Salute Your Solution

Following the story as it transpired required the DPs to be ready for almost anything, and that’s one reason Chilcott and Guggenhein chose Roland. “Erich’s ability to listen and compose outweighs camera choice – and he continues to impress us no matter what format we choose,” Chilcott says. “He just slips in there and gets shots.” [Aside from the It Might Get Loud collaboration, Roland worked with Chilcott and Guggenheim to shoot President Barack Obama’s 10-minute film, A Mother’s Promise, for the Democratic National Convention.]

Roland’s talent was evident in capturing challenging yet unplanned scenes like this one: “I was shooting from the passenger seat as Jack White was driving along a country road in Tennessee, and Jack’s nephew was in the back,” Roland begins. “The shot starts looking out the front windshield as the sun is setting through the trees and coming right down the barrel, so I’m stopped down to bring out the color looking out to the countryside.
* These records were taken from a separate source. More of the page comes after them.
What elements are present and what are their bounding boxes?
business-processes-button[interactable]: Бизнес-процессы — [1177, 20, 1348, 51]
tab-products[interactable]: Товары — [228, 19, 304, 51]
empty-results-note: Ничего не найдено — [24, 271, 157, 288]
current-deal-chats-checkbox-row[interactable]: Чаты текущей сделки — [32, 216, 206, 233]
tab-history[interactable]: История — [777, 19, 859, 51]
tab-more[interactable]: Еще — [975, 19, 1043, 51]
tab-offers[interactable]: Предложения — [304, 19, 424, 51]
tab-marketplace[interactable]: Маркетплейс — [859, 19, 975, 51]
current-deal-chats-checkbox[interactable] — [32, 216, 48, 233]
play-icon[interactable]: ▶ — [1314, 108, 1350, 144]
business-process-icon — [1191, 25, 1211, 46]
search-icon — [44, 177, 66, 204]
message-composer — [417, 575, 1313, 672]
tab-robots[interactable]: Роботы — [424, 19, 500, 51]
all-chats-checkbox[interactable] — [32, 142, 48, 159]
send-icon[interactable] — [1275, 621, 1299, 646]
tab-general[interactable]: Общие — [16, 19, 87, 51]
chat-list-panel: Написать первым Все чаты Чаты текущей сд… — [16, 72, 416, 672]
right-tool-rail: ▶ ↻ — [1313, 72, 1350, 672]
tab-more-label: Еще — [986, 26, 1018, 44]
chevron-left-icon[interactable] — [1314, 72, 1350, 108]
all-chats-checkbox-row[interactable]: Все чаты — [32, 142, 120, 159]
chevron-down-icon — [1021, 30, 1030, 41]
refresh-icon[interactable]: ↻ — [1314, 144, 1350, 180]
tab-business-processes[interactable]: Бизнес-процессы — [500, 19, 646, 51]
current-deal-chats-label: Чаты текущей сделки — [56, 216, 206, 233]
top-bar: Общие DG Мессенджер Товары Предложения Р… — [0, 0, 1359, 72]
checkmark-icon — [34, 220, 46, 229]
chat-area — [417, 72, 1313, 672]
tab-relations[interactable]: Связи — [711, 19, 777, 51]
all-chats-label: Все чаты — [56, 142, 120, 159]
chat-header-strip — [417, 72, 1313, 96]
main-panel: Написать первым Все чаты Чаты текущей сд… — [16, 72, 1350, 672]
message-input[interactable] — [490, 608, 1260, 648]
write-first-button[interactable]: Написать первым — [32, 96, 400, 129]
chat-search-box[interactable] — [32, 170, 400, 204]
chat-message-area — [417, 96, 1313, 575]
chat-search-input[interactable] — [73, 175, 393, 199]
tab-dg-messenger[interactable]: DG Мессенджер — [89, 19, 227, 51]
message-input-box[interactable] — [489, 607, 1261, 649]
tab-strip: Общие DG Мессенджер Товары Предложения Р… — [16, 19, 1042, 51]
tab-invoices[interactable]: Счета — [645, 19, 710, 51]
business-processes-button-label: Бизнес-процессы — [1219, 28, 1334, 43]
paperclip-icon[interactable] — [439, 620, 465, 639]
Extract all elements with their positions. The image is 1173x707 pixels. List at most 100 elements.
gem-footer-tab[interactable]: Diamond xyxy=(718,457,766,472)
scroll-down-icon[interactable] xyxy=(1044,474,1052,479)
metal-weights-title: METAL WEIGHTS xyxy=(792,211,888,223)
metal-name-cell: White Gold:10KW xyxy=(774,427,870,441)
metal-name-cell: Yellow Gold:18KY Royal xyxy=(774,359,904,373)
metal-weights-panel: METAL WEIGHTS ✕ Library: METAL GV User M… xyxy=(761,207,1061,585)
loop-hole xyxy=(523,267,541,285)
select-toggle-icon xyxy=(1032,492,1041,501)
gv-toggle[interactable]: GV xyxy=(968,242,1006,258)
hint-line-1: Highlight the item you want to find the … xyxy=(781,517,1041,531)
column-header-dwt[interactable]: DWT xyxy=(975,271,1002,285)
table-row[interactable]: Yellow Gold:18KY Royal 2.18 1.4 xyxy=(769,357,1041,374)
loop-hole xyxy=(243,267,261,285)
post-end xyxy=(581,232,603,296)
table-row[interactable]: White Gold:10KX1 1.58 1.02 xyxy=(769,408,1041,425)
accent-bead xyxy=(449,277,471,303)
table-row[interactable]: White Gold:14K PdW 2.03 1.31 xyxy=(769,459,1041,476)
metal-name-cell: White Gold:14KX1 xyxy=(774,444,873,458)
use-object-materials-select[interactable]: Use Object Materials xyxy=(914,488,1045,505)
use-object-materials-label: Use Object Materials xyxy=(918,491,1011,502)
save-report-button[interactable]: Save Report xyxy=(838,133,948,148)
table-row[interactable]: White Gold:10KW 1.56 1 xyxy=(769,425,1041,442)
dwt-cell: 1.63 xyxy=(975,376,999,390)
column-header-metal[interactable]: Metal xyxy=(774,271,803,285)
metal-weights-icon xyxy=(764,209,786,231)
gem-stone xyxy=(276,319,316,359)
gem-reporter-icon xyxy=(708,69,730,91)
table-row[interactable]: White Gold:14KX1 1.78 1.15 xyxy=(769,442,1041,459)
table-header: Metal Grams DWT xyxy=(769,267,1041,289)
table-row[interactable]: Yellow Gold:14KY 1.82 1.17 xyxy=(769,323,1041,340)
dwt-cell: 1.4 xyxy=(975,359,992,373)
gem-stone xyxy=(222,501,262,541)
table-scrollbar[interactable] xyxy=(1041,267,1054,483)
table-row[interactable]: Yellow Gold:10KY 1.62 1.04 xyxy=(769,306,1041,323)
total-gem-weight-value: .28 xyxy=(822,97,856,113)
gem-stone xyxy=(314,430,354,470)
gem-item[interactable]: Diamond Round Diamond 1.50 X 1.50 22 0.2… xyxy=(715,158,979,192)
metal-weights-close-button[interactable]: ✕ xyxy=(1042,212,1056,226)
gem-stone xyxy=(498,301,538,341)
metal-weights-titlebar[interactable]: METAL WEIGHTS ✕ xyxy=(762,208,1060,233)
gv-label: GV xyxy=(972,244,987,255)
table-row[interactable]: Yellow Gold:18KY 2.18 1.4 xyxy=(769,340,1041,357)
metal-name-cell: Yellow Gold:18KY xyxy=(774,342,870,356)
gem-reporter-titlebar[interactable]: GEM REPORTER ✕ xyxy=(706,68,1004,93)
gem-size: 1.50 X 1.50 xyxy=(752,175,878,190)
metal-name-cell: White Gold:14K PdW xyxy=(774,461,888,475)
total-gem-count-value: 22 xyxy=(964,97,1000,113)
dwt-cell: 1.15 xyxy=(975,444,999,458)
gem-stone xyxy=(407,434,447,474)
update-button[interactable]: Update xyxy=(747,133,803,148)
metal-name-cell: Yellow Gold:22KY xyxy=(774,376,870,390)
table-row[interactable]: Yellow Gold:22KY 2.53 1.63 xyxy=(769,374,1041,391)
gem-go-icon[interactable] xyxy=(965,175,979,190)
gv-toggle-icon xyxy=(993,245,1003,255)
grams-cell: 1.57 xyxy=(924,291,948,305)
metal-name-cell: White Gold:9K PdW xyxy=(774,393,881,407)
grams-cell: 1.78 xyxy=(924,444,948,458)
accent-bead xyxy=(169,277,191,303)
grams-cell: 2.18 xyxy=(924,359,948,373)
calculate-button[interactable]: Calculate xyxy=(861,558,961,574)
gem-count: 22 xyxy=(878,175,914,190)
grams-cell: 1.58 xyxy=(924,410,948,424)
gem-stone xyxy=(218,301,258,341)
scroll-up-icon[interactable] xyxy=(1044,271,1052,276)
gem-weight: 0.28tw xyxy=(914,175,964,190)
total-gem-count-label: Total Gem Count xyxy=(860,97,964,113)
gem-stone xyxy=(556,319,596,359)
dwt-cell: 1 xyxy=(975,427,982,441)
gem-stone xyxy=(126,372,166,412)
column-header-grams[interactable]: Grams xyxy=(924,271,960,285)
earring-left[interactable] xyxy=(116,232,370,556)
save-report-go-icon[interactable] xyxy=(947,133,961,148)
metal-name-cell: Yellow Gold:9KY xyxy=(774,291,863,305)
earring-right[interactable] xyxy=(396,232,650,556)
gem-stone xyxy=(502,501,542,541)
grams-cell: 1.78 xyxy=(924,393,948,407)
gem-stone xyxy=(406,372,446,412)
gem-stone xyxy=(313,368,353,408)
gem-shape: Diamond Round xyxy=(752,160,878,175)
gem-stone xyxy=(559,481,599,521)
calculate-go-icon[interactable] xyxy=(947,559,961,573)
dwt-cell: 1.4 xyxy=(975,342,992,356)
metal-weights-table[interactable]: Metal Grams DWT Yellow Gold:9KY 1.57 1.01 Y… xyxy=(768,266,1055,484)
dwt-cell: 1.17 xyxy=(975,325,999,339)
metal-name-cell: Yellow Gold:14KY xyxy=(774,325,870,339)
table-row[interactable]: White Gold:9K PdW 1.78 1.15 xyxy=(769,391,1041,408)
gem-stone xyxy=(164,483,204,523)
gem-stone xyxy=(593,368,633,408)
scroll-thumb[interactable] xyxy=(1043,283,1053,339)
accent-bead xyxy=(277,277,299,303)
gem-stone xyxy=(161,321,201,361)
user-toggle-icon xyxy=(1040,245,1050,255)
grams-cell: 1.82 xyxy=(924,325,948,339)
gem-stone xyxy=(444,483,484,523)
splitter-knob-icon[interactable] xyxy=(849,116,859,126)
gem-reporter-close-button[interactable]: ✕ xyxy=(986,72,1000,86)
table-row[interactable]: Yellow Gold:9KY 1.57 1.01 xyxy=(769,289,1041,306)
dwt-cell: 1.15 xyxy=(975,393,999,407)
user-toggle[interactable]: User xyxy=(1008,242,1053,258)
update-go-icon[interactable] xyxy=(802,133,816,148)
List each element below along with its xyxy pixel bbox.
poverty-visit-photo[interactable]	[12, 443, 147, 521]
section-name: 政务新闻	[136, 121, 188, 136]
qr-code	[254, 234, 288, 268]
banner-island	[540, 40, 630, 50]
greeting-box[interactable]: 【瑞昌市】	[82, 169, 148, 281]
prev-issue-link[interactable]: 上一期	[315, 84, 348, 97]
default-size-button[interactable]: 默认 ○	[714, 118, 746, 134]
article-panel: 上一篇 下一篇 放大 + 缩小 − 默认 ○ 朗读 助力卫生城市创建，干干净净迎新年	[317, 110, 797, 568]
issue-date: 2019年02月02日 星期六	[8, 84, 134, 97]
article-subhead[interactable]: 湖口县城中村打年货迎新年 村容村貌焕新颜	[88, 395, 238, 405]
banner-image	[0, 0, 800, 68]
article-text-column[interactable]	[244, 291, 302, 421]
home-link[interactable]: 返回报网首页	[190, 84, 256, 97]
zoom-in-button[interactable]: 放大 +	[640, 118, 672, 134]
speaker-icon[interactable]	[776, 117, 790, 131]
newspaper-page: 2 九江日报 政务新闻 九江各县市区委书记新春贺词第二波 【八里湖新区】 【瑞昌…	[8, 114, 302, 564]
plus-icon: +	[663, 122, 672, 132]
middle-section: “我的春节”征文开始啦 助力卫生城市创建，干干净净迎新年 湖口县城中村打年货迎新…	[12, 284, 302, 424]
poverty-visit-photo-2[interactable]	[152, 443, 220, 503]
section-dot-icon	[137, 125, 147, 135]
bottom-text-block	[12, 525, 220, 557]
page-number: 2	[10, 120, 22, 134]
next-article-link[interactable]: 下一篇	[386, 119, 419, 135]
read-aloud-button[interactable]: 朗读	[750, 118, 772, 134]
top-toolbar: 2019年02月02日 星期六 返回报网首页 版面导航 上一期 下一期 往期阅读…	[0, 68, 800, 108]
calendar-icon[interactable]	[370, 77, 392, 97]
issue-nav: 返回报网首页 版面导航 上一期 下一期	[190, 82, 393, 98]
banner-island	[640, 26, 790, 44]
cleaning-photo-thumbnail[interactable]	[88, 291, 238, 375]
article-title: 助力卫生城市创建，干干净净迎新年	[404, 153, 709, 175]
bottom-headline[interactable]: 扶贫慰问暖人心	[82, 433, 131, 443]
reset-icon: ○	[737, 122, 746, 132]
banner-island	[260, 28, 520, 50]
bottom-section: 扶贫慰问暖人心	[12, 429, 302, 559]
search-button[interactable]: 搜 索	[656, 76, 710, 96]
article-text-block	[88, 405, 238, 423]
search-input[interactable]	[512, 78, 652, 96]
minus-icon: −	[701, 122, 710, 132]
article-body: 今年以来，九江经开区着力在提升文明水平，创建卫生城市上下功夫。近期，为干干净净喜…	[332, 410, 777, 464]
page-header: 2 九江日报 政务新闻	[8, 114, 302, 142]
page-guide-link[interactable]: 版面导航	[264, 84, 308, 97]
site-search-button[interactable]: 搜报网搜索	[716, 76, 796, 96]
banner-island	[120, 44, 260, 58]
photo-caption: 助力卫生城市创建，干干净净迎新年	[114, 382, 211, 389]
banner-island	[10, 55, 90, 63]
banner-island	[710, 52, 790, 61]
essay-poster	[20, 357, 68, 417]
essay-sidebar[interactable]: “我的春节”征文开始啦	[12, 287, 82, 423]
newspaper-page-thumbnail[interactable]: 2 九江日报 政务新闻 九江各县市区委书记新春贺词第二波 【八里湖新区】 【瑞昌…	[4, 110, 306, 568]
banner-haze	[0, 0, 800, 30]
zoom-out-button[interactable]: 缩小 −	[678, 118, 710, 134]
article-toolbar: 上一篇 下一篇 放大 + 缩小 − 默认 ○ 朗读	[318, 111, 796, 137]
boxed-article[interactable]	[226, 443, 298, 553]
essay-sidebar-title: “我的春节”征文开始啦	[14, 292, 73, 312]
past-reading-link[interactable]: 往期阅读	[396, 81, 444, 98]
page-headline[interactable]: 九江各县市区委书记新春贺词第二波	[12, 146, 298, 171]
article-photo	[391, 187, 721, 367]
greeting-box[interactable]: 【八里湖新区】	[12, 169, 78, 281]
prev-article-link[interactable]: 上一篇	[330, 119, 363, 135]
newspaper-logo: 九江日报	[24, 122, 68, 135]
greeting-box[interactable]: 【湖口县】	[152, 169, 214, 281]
Then I pan to bring Jack into frame as he’s driving, at the same time pulling the focus into the car from distant countryside and opening the aperture to accommodate the darker interior, all while trying to make a decent frame in a bouncy old car.”

Not content to stop there, Roland panned to the back seat to see the boy. “Since the sun was setting, I knew there wasn’t going to be a take two or three of this shot,” he admits. “I turned into a pretzel following my desire to keep panning when I wasn’t really prepared in any way to do it. So it was mind over fingers and body strains, in extremely limited space in this old car! If a director had asked for this shot I would have tried to talk him out of it,” he laughs.

Going to California

Navarro – an old friend of Guggenheim’s – consulted on the overall look and feel of the project, and was the first choice to shoot “The Summit” sequence, where all three rock gods came together on an L.A. sound stage to talk shop, swap tips and stories, and ultimately jam their assess off! Guggenheim says that the big challenge was “not only to make one person look great from one angle; he had to make three rock stars look great from every angle. We had cameras looking at every single angle, shooting every single second. How do you make every angle look beautiful? There are only a few people in town who can do that.”

Having an Oscar-winning cinematographer on the team came in handy (Navarro won for Pan’s Labyrinth two years ago).  “The biggest challenge was to photograph them interacting with each other simultaneously,” the DP reflects. “We were running four or five cameras and what favored one didn’t favor the other; that’s a situation you normally wouldn’t run into. So we built an elaborate lighting schema to fit all of them. We used tungstens and treated it as a stage set. In the end, they were all receiving favorable light regardless of where they were.”

The result is a warm, intimate feel that exudes the camaraderie evident in this elite club of musicians. “It doesn’t play like they’re on a stage,” Navarro reports.  “It’s more comfortable and relaxed.” He says the production team was, “just trying to get everything at the same time and capture the moment so you could experience what we were experiencing.”

And that visual motif plays out in the form of a crane shot near the end of the film, which reveals the three rockers on the small set ringed by the crew just taking it all in. “That’s an honest and true shot,” Navarro recalls. “You see us watching, and you are really peeking in. You’re there with us and there’s nothing awkward about it. There are no groupies yelling. It’s just them playing.”

Another shot that illustrates this fly-on-a-wall approach even better also occurs near the end of the film. Guitar techs are loading out the electric guitars and suddenly Page, Edge and White begin playing The Band’s classic 1968 anthem, The Weight (which may be better known for its chorus, which begins “Take a load off, Annie”), on acoustic guitars.

“It just suddenly happened,” Tull admits. “They wanted to play. We were just standing there thinking, ‘This is incredible! Let’s hope we’re rolling.’” Luckily, Navarro had the Super 16 in hand and captured the spontaneity of the moment. “On set, everybody had goose bumps,” Tull continues. “When it was over, every one of us looked around and said, ‘I just witnessed something special.’ Hopefully, people will enjoy it with the same sense of joy and awe we did.”